Table lamps are as important as the art on the walls and the rugs on the floor. When combined with the right lampshade, these accent pieces can be practical focal points- essential to any space where people tend to hang out. Don't just pick the first table lamp at the yard sale. Consider the room size, the table, and the lamp's location before choosing. Before you even start shopping, you should measure the space it's going in and the table it's going on, and consider the style of the rest of the decor in that room.
SIZE MATTERS - room size should dictate the size of the table lamp.
Find the height, shape, and overall size of your table lamp to keep it proportional to the size of your room. A lower ceiling should have a relatively shorter light, whereas - you guessed it - a tall ceiling can accommodate a taller table lamp.
Here's an example:
Let's say you have a large room over 16' x 20' with 10' ceilings. This spacious room is best suited for a larger-scale table lamp, likely above 30" high.

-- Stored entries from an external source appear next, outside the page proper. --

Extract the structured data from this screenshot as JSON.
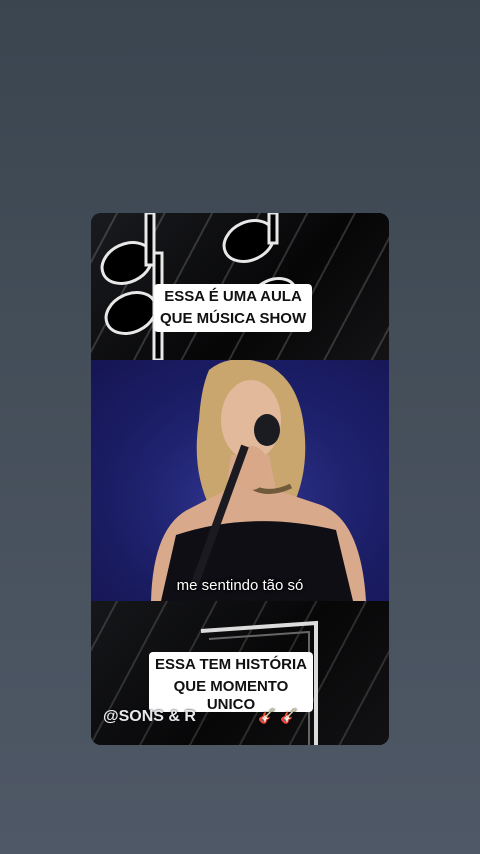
{
  "post": {
    "caption_top_line1": "ESSA É UMA AULA",
    "caption_top_line2": "QUE MÚSICA SHOW",
    "subtitle": "me sentindo tão só",
    "caption_bottom_line1": "ESSA TEM HISTÓRIA",
    "caption_bottom_line2": "QUE MOMENTO",
    "caption_bottom_line3": "ÚNICO",
    "watermark": "@SONS & R",
    "watermark_icons": [
      "guitar-icon",
      "guitar-icon"
    ]
  },
  "colors": {
    "background": "#444e59",
    "video_stage": "#1e2170",
    "caption_bg": "#ffffff"
  }
}
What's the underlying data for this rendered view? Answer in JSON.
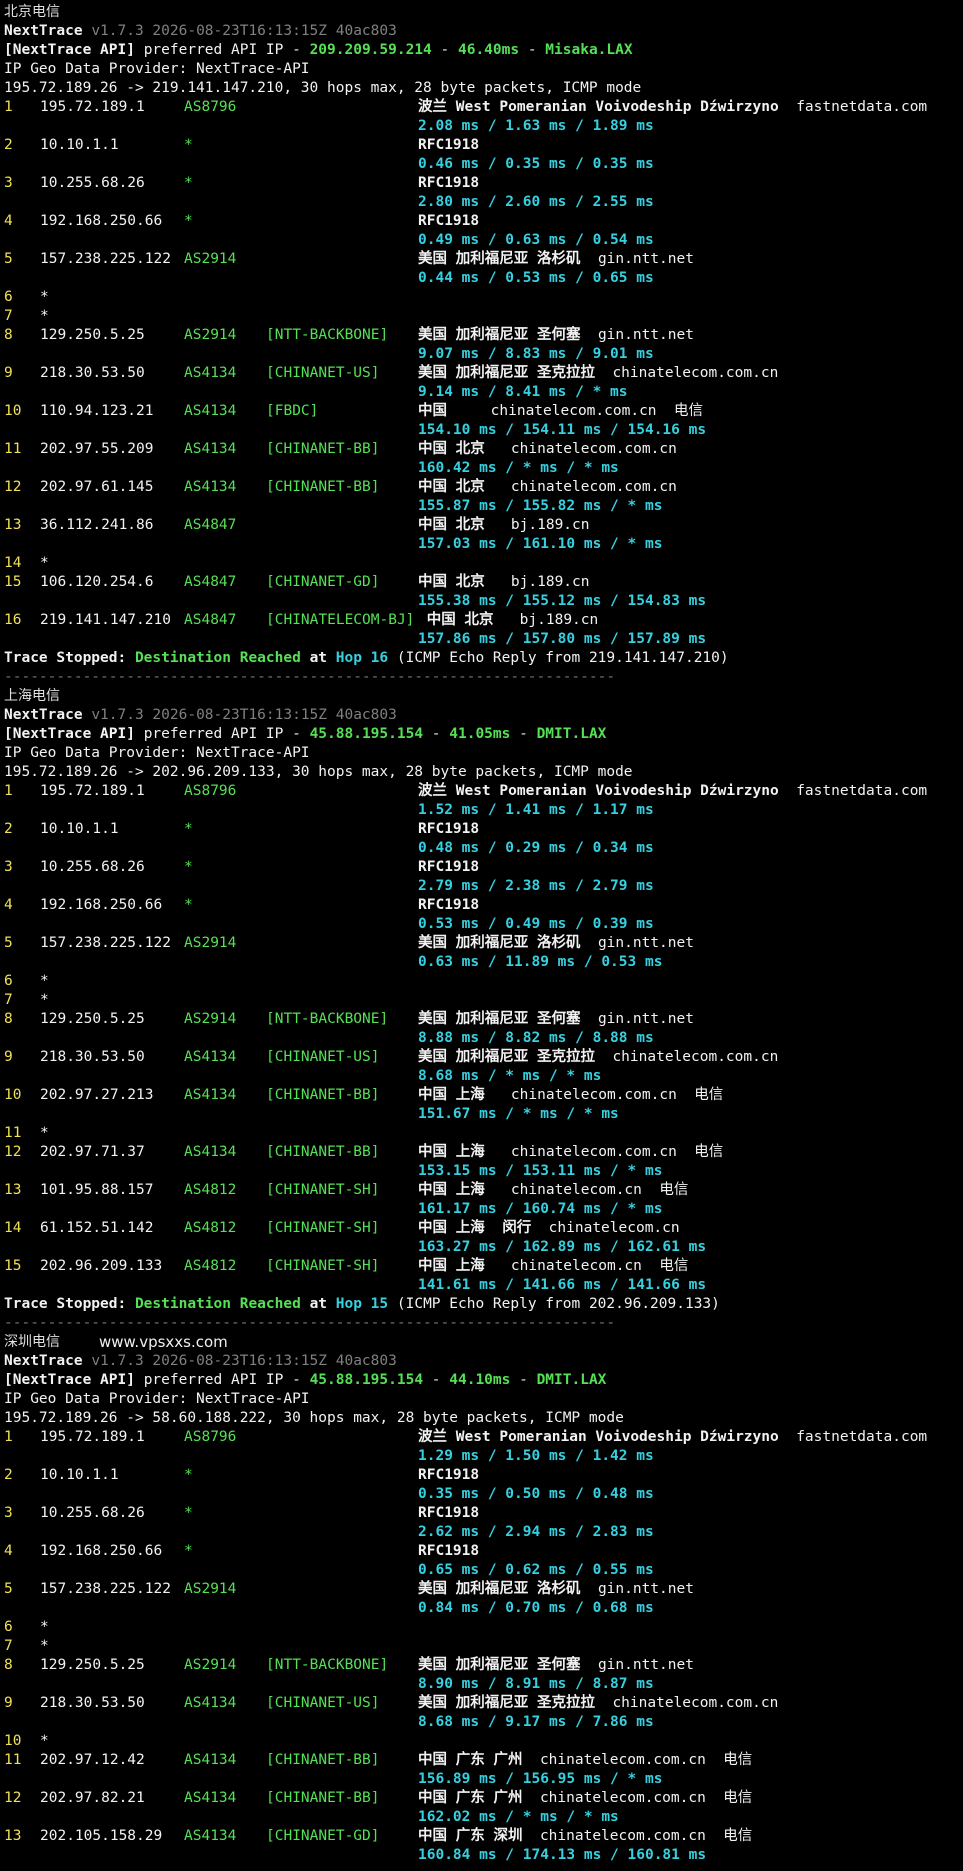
{
  "sections": [
    {
      "title": "北京电信",
      "version": "v1.7.3 2026-08-23T16:13:15Z 40ac803",
      "api_ip": "209.209.59.214",
      "api_latency": "46.40ms",
      "api_node": "Misaka.LAX",
      "route_line": "195.72.189.26 -> 219.141.147.210, 30 hops max, 28 byte packets, ICMP mode",
      "hops": [
        {
          "n": "1",
          "ip": "195.72.189.1",
          "asn": "AS8796",
          "tag": "",
          "geo": "波兰 West Pomeranian Voivodeship Dźwirzyno",
          "dom": "fastnetdata.com",
          "isp": "",
          "lat": "2.08 ms / 1.63 ms / 1.89 ms"
        },
        {
          "n": "2",
          "ip": "10.10.1.1",
          "asn": "*",
          "tag": "",
          "geo": "RFC1918",
          "dom": "",
          "isp": "",
          "lat": "0.46 ms / 0.35 ms / 0.35 ms"
        },
        {
          "n": "3",
          "ip": "10.255.68.26",
          "asn": "*",
          "tag": "",
          "geo": "RFC1918",
          "dom": "",
          "isp": "",
          "lat": "2.80 ms / 2.60 ms / 2.55 ms"
        },
        {
          "n": "4",
          "ip": "192.168.250.66",
          "asn": "*",
          "tag": "",
          "geo": "RFC1918",
          "dom": "",
          "isp": "",
          "lat": "0.49 ms / 0.63 ms / 0.54 ms"
        },
        {
          "n": "5",
          "ip": "157.238.225.122",
          "asn": "AS2914",
          "tag": "",
          "geo": "美国 加利福尼亚 洛杉矶",
          "dom": "gin.ntt.net",
          "isp": "",
          "lat": "0.44 ms / 0.53 ms / 0.65 ms"
        },
        {
          "n": "6",
          "ip": "*",
          "asn": "",
          "tag": "",
          "geo": "",
          "dom": "",
          "isp": "",
          "lat": ""
        },
        {
          "n": "7",
          "ip": "*",
          "asn": "",
          "tag": "",
          "geo": "",
          "dom": "",
          "isp": "",
          "lat": ""
        },
        {
          "n": "8",
          "ip": "129.250.5.25",
          "asn": "AS2914",
          "tag": "[NTT-BACKBONE]",
          "geo": "美国 加利福尼亚 圣何塞",
          "dom": "gin.ntt.net",
          "isp": "",
          "lat": "9.07 ms / 8.83 ms / 9.01 ms"
        },
        {
          "n": "9",
          "ip": "218.30.53.50",
          "asn": "AS4134",
          "tag": "[CHINANET-US]",
          "geo": "美国 加利福尼亚 圣克拉拉",
          "dom": "chinatelecom.com.cn",
          "isp": "",
          "lat": "9.14 ms / 8.41 ms / * ms"
        },
        {
          "n": "10",
          "ip": "110.94.123.21",
          "asn": "AS4134",
          "tag": "[FBDC]",
          "geo": "中国",
          "dom": "   chinatelecom.com.cn",
          "isp": "电信",
          "lat": "154.10 ms / 154.11 ms / 154.16 ms"
        },
        {
          "n": "11",
          "ip": "202.97.55.209",
          "asn": "AS4134",
          "tag": "[CHINANET-BB]",
          "geo": "中国 北京",
          "dom": " chinatelecom.com.cn",
          "isp": "",
          "lat": "160.42 ms / * ms / * ms"
        },
        {
          "n": "12",
          "ip": "202.97.61.145",
          "asn": "AS4134",
          "tag": "[CHINANET-BB]",
          "geo": "中国 北京",
          "dom": " chinatelecom.com.cn",
          "isp": "",
          "lat": "155.87 ms / 155.82 ms / * ms"
        },
        {
          "n": "13",
          "ip": "36.112.241.86",
          "asn": "AS4847",
          "tag": "",
          "geo": "中国 北京",
          "dom": " bj.189.cn",
          "isp": "",
          "lat": "157.03 ms / 161.10 ms / * ms"
        },
        {
          "n": "14",
          "ip": "*",
          "asn": "",
          "tag": "",
          "geo": "",
          "dom": "",
          "isp": "",
          "lat": ""
        },
        {
          "n": "15",
          "ip": "106.120.254.6",
          "asn": "AS4847",
          "tag": "[CHINANET-GD]",
          "geo": "中国 北京",
          "dom": " bj.189.cn",
          "isp": "",
          "lat": "155.38 ms / 155.12 ms / 154.83 ms"
        },
        {
          "n": "16",
          "ip": "219.141.147.210",
          "asn": "AS4847",
          "tag": "[CHINATELECOM-BJ]",
          "geo": " 中国 北京",
          "dom": " bj.189.cn",
          "isp": "",
          "lat": "157.86 ms / 157.80 ms / 157.89 ms"
        }
      ],
      "stopped_hop": "Hop 16",
      "stopped_tail": "(ICMP Echo Reply from 219.141.147.210)"
    },
    {
      "title": "上海电信",
      "version": "v1.7.3 2026-08-23T16:13:15Z 40ac803",
      "api_ip": "45.88.195.154",
      "api_latency": "41.05ms",
      "api_node": "DMIT.LAX",
      "route_line": "195.72.189.26 -> 202.96.209.133, 30 hops max, 28 byte packets, ICMP mode",
      "hops": [
        {
          "n": "1",
          "ip": "195.72.189.1",
          "asn": "AS8796",
          "tag": "",
          "geo": "波兰 West Pomeranian Voivodeship Dźwirzyno",
          "dom": "fastnetdata.com",
          "isp": "",
          "lat": "1.52 ms / 1.41 ms / 1.17 ms"
        },
        {
          "n": "2",
          "ip": "10.10.1.1",
          "asn": "*",
          "tag": "",
          "geo": "RFC1918",
          "dom": "",
          "isp": "",
          "lat": "0.48 ms / 0.29 ms / 0.34 ms"
        },
        {
          "n": "3",
          "ip": "10.255.68.26",
          "asn": "*",
          "tag": "",
          "geo": "RFC1918",
          "dom": "",
          "isp": "",
          "lat": "2.79 ms / 2.38 ms / 2.79 ms"
        },
        {
          "n": "4",
          "ip": "192.168.250.66",
          "asn": "*",
          "tag": "",
          "geo": "RFC1918",
          "dom": "",
          "isp": "",
          "lat": "0.53 ms / 0.49 ms / 0.39 ms"
        },
        {
          "n": "5",
          "ip": "157.238.225.122",
          "asn": "AS2914",
          "tag": "",
          "geo": "美国 加利福尼亚 洛杉矶",
          "dom": "gin.ntt.net",
          "isp": "",
          "lat": "0.63 ms / 11.89 ms / 0.53 ms"
        },
        {
          "n": "6",
          "ip": "*",
          "asn": "",
          "tag": "",
          "geo": "",
          "dom": "",
          "isp": "",
          "lat": ""
        },
        {
          "n": "7",
          "ip": "*",
          "asn": "",
          "tag": "",
          "geo": "",
          "dom": "",
          "isp": "",
          "lat": ""
        },
        {
          "n": "8",
          "ip": "129.250.5.25",
          "asn": "AS2914",
          "tag": "[NTT-BACKBONE]",
          "geo": "美国 加利福尼亚 圣何塞",
          "dom": "gin.ntt.net",
          "isp": "",
          "lat": "8.88 ms / 8.82 ms / 8.88 ms"
        },
        {
          "n": "9",
          "ip": "218.30.53.50",
          "asn": "AS4134",
          "tag": "[CHINANET-US]",
          "geo": "美国 加利福尼亚 圣克拉拉",
          "dom": "chinatelecom.com.cn",
          "isp": "",
          "lat": "8.68 ms / * ms / * ms"
        },
        {
          "n": "10",
          "ip": "202.97.27.213",
          "asn": "AS4134",
          "tag": "[CHINANET-BB]",
          "geo": "中国 上海",
          "dom": " chinatelecom.com.cn",
          "isp": "电信",
          "lat": "151.67 ms / * ms / * ms"
        },
        {
          "n": "11",
          "ip": "*",
          "asn": "",
          "tag": "",
          "geo": "",
          "dom": "",
          "isp": "",
          "lat": ""
        },
        {
          "n": "12",
          "ip": "202.97.71.37",
          "asn": "AS4134",
          "tag": "[CHINANET-BB]",
          "geo": "中国 上海",
          "dom": " chinatelecom.com.cn",
          "isp": "电信",
          "lat": "153.15 ms / 153.11 ms / * ms"
        },
        {
          "n": "13",
          "ip": "101.95.88.157",
          "asn": "AS4812",
          "tag": "[CHINANET-SH]",
          "geo": "中国 上海",
          "dom": " chinatelecom.cn",
          "isp": "电信",
          "lat": "161.17 ms / 160.74 ms / * ms"
        },
        {
          "n": "14",
          "ip": "61.152.51.142",
          "asn": "AS4812",
          "tag": "[CHINANET-SH]",
          "geo": "中国 上海  闵行",
          "dom": "chinatelecom.cn",
          "isp": "",
          "lat": "163.27 ms / 162.89 ms / 162.61 ms"
        },
        {
          "n": "15",
          "ip": "202.96.209.133",
          "asn": "AS4812",
          "tag": "[CHINANET-SH]",
          "geo": "中国 上海",
          "dom": " chinatelecom.cn",
          "isp": "电信",
          "lat": "141.61 ms / 141.66 ms / 141.66 ms"
        }
      ],
      "stopped_hop": "Hop 15",
      "stopped_tail": "(ICMP Echo Reply from 202.96.209.133)"
    },
    {
      "title": "深圳电信",
      "watermark": "www.vpsxxs.com",
      "version": "v1.7.3 2026-08-23T16:13:15Z 40ac803",
      "api_ip": "45.88.195.154",
      "api_latency": "44.10ms",
      "api_node": "DMIT.LAX",
      "route_line": "195.72.189.26 -> 58.60.188.222, 30 hops max, 28 byte packets, ICMP mode",
      "hops": [
        {
          "n": "1",
          "ip": "195.72.189.1",
          "asn": "AS8796",
          "tag": "",
          "geo": "波兰 West Pomeranian Voivodeship Dźwirzyno",
          "dom": "fastnetdata.com",
          "isp": "",
          "lat": "1.29 ms / 1.50 ms / 1.42 ms"
        },
        {
          "n": "2",
          "ip": "10.10.1.1",
          "asn": "*",
          "tag": "",
          "geo": "RFC1918",
          "dom": "",
          "isp": "",
          "lat": "0.35 ms / 0.50 ms / 0.48 ms"
        },
        {
          "n": "3",
          "ip": "10.255.68.26",
          "asn": "*",
          "tag": "",
          "geo": "RFC1918",
          "dom": "",
          "isp": "",
          "lat": "2.62 ms / 2.94 ms / 2.83 ms"
        },
        {
          "n": "4",
          "ip": "192.168.250.66",
          "asn": "*",
          "tag": "",
          "geo": "RFC1918",
          "dom": "",
          "isp": "",
          "lat": "0.65 ms / 0.62 ms / 0.55 ms"
        },
        {
          "n": "5",
          "ip": "157.238.225.122",
          "asn": "AS2914",
          "tag": "",
          "geo": "美国 加利福尼亚 洛杉矶",
          "dom": "gin.ntt.net",
          "isp": "",
          "lat": "0.84 ms / 0.70 ms / 0.68 ms"
        },
        {
          "n": "6",
          "ip": "*",
          "asn": "",
          "tag": "",
          "geo": "",
          "dom": "",
          "isp": "",
          "lat": ""
        },
        {
          "n": "7",
          "ip": "*",
          "asn": "",
          "tag": "",
          "geo": "",
          "dom": "",
          "isp": "",
          "lat": ""
        },
        {
          "n": "8",
          "ip": "129.250.5.25",
          "asn": "AS2914",
          "tag": "[NTT-BACKBONE]",
          "geo": "美国 加利福尼亚 圣何塞",
          "dom": "gin.ntt.net",
          "isp": "",
          "lat": "8.90 ms / 8.91 ms / 8.87 ms"
        },
        {
          "n": "9",
          "ip": "218.30.53.50",
          "asn": "AS4134",
          "tag": "[CHINANET-US]",
          "geo": "美国 加利福尼亚 圣克拉拉",
          "dom": "chinatelecom.com.cn",
          "isp": "",
          "lat": "8.68 ms / 9.17 ms / 7.86 ms"
        },
        {
          "n": "10",
          "ip": "*",
          "asn": "",
          "tag": "",
          "geo": "",
          "dom": "",
          "isp": "",
          "lat": ""
        },
        {
          "n": "11",
          "ip": "202.97.12.42",
          "asn": "AS4134",
          "tag": "[CHINANET-BB]",
          "geo": "中国 广东 广州",
          "dom": "chinatelecom.com.cn",
          "isp": "电信",
          "lat": "156.89 ms / 156.95 ms / * ms"
        },
        {
          "n": "12",
          "ip": "202.97.82.21",
          "asn": "AS4134",
          "tag": "[CHINANET-BB]",
          "geo": "中国 广东 广州",
          "dom": "chinatelecom.com.cn",
          "isp": "电信",
          "lat": "162.02 ms / * ms / * ms"
        },
        {
          "n": "13",
          "ip": "202.105.158.29",
          "asn": "AS4134",
          "tag": "[CHINANET-GD]",
          "geo": "中国 广东 深圳",
          "dom": "chinatelecom.com.cn",
          "isp": "电信",
          "lat": "160.84 ms / 174.13 ms / 160.81 ms"
        }
      ]
    }
  ],
  "labels": {
    "app": "NextTrace",
    "api_prefix": "[NextTrace API]",
    "api_mid": "preferred API IP -",
    "geo_provider": "IP Geo Data Provider: NextTrace-API",
    "stopped": "Trace Stopped:",
    "reached": "Destination Reached",
    "at": "at",
    "separator": "----------------------------------------------------------------------"
  }
}
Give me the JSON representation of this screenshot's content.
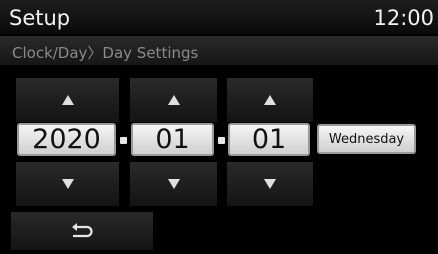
{
  "header": {
    "title": "Setup",
    "time": "12:00"
  },
  "breadcrumb": "Clock/Day〉Day Settings",
  "date": {
    "year": "2020",
    "month": "01",
    "day": "01",
    "weekday": "Wednesday"
  },
  "icons": {
    "up": "triangle-up-icon",
    "down": "triangle-down-icon",
    "back": "back-arrow-icon"
  },
  "colors": {
    "background": "#000000",
    "field": "#e8e8e8",
    "text": "#f2f2f2",
    "muted": "#8a8a8a"
  }
}
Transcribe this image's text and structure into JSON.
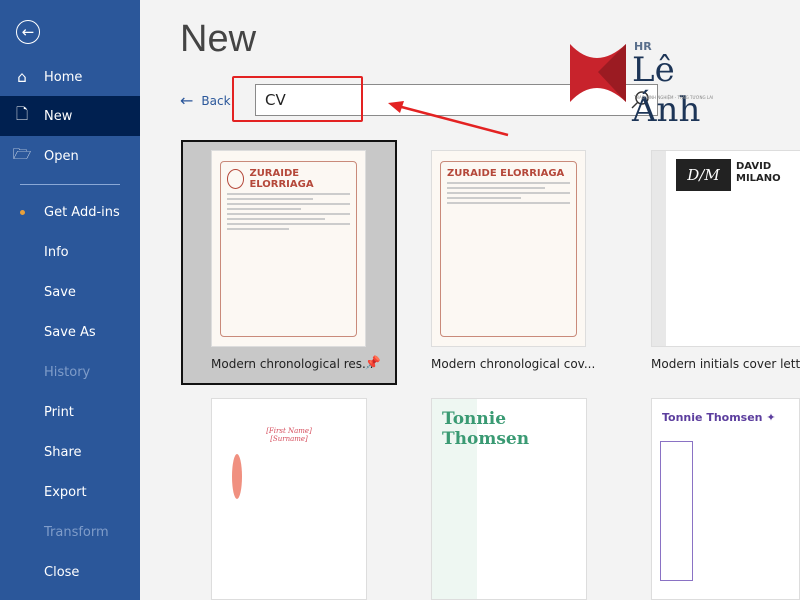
{
  "sidebar": {
    "items": [
      {
        "label": "Home",
        "icon": "home-icon"
      },
      {
        "label": "New",
        "icon": "new-document-icon",
        "selected": true
      },
      {
        "label": "Open",
        "icon": "folder-open-icon"
      },
      {
        "label": "Get Add-ins",
        "icon": "dot-icon"
      },
      {
        "label": "Info"
      },
      {
        "label": "Save"
      },
      {
        "label": "Save As"
      },
      {
        "label": "History",
        "disabled": true
      },
      {
        "label": "Print"
      },
      {
        "label": "Share"
      },
      {
        "label": "Export"
      },
      {
        "label": "Transform",
        "disabled": true
      },
      {
        "label": "Close"
      }
    ]
  },
  "header": {
    "title": "New",
    "back_label": "Back"
  },
  "search": {
    "value": "CV"
  },
  "logo": {
    "hr": "HR",
    "name": "Lê Ánh",
    "tagline": "TRAO KINH NGHIỆM - TẶNG TƯƠNG LAI"
  },
  "templates": [
    {
      "label": "Modern chronological res...",
      "thumb_name": "ZURAIDE ELORRIAGA",
      "selected": true
    },
    {
      "label": "Modern chronological cov...",
      "thumb_name": "ZURAIDE ELORRIAGA"
    },
    {
      "label": "Modern initials cover letter",
      "thumb_initials": "D/M",
      "thumb_name": "DAVID MILANO"
    },
    {
      "thumb_name": "[First Name] [Surname]"
    },
    {
      "thumb_name": "Tonnie Thomsen"
    },
    {
      "thumb_name": "Tonnie Thomsen"
    }
  ],
  "colors": {
    "sidebar": "#2b579a",
    "sidebar_selected": "#002050",
    "annotation": "#e32222"
  }
}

Smaller spaces, such as a den or lower-ceiling rec-rooms, are better with conventional table lamps - usually 20-26" high.
Another height note to consider:
Keep the light bulb from shining in your eyes. Check other lamps to see if the bulb is in your sightline at a given height.
SIZE MATTERS - table dimensions dictate lamp size.
The table size may seem a bit more obvious, but there are some good rules of thumb that a sure Goldilocks would appreciate.
Be sure to pick a lamp that is not too large to occupy the table's space. On the other hand, do not choose a little light that a large table will dwarf.
Table Lamps for the Bedroom:
BEDSIDE TABLE LAMP TIP:
A good rule of thumb for bedside table lamps is to have the shade width be from half to near the entire edge width of the side table. It should never reach beyond the edge. This rule of thumb is an aesthetic concern as much as a risk of the lamp falling to the ground.
Another factor to consider is the height of the lamp. The bottom of the nightstand lamp's shade should be above your eye as you sit on the bed. You don't want a bright light shining in your eyes as you get ready to sleep!
DRESSER LAMP TIP:
Dresser lamp choices are made best with the dresser's height in mind. Tall tables (greater than three feet) should have lamps no higher than 24". Think of small table lamps here. This concept accommodates the practical use of light, aesthetic proportion, and the balance of a fragile item that's up high.
Being a short dresser doesn't mean reaching for the stars:
If the dresser is sharp (say 30"), keep the lamp at a similar measurement. You can go up to 36" if the light is stable when the dresser is inevitably bumped.
The word to remember with sizing is proportion. Measure twice. Cut once is a good adage for wood, and perhaps measure twice. Buy once is a great way to think about your lighting purchase.
End Table Lamps for the Living Room:
Many of the rules of thumb indicated for bedside table lamps are applicable here. Being spatially aware and leveraging proportion is still critical. According to Decoist, The base of the lampshade should be about level with your eye line as you sit on the couch.
The highlight of table lamps for living room use is as they serve as conversational lighting. Nothing kills a good chat like the unfortunate light on your conversing partner (or adversary if politics get brought up again).
Conversational lighting is a critical consideration in living rooms:
Amy Bickers of Gabby states, "A report on physical space and social interaction found that it is best to choose furnishings that do not convey status within a group. This concept will maximize social exchange so that it doesn't seem like one person is in charge or at the center of attention." Regarding side table lamp usage in the living room, keep the lighting balanced and equal among guests to keep the focal point neutral.
Consider a floor lamp if the side table is too small for a side table lamp but still needs an adequate reading light.
Table Lamps for the Office:
Desk lamps are a whole different beast. They start with practicality and live almost entirely there. If a desk lamp isn't practical, it isn't in a busy workspace. That said, there are plenty of ways to mix form and function with a desk lamp. Desk lamps should direct light downwards to illuminate documents, keyboards, or artwork. Their bulbs should be bright enough to work from, and their bases shouldn't take up too much precious workspace on the desk or tabletop.
Like dressers, wide or tall file cabinets often see a table lamp. Also, like dressers, tall cabinets (greater than three feet) should have lights no larger than 24". Nothing kills productivity like an off-balance fragile lamp plummeting to the floor from a place up high.
Put your best foot forward. Table lamps for the office should match the aesthetic, and the most impressive should be the first (and most often) seen by clients and customers.